I see him engaging in curiosity, in a human literacy. On the screen, I see the sunlight on the blades of grass and I see the goosebumps on the hero’s arms. I see how attached Nico is to this world, how much he cares. And I see that video games may have the power to isolate young men in their bedrooms, but they also have the capacity to connect them to their most empathetic selves.
Do digital worlds now have more influence over imagination, education and emotional development than reality? Charlie Jane Anders explores the portal fantasy phenomenon in ‘Narnia Made of Pixels’. In her investigation of video-game movies (not those based on video games) such as David Cronenberg’s eXistenZ (1999) and Steven Lisberger’s TRON (1982), Anders examines the transportive, and sometimes transformative, effect of escaping into a fantastical realm where players can become their true selves, the person they always knew they really were. Anders writes with honesty on the core appeal of gaming, this notion of self-invention inside a safe and wondrous place.
Like most trans and queer people, I’ve known the feeling of being alienated from my own physicality, but I think it’s actually a common sensation among straight cis people as well. The world is constantly putting expectations on us and requiring us to perform actions that aren’t our own, so it’s easy to feel kind of lost in our own flesh.

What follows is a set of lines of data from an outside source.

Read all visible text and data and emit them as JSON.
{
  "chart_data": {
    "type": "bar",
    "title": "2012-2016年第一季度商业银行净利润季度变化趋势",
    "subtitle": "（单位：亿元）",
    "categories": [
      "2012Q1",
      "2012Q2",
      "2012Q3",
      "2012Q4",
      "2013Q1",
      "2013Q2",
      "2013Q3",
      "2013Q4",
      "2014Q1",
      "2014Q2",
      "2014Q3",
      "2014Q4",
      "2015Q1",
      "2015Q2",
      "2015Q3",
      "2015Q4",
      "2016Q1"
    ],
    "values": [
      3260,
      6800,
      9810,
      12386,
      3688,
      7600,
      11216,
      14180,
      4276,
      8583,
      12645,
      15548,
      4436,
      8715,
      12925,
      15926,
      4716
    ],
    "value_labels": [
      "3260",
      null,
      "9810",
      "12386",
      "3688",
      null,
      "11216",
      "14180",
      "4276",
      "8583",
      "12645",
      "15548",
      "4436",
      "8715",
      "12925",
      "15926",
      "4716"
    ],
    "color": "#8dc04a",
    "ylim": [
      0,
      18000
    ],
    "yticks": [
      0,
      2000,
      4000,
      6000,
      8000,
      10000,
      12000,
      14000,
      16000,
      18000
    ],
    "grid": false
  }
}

In many current games, in-world avatars are highly customisable, granting players the ability to explore gender diversity and identity in a fresh and often fun manner. Critical Hits embraces this brave new simulation, with its wide range of essayists diverging from expectations by writing about survivor’s guilt (Elissa Washuta on The Last of Us), sexual awakening (Octavia Bright on Leisure Suit Larry), white supremacy (Vanessa Villarreal on Assassin’s Creed: Valhalla), and childhood memories (Stephen Sexton on Metal Gear Solid). As Sexton reminds us, video games are, for billions of people, representative of the home, be it real or digitally enhanced. They are potent cultural signifiers that have progressed dynamically from blasting aliens and hopping between mushrooms. They exist at the frontier of narrative imagination, pushing boundaries and enabling even the loneliest non-pixelated biological entity to find meaning, support, and friendship. Ignore them at your peril.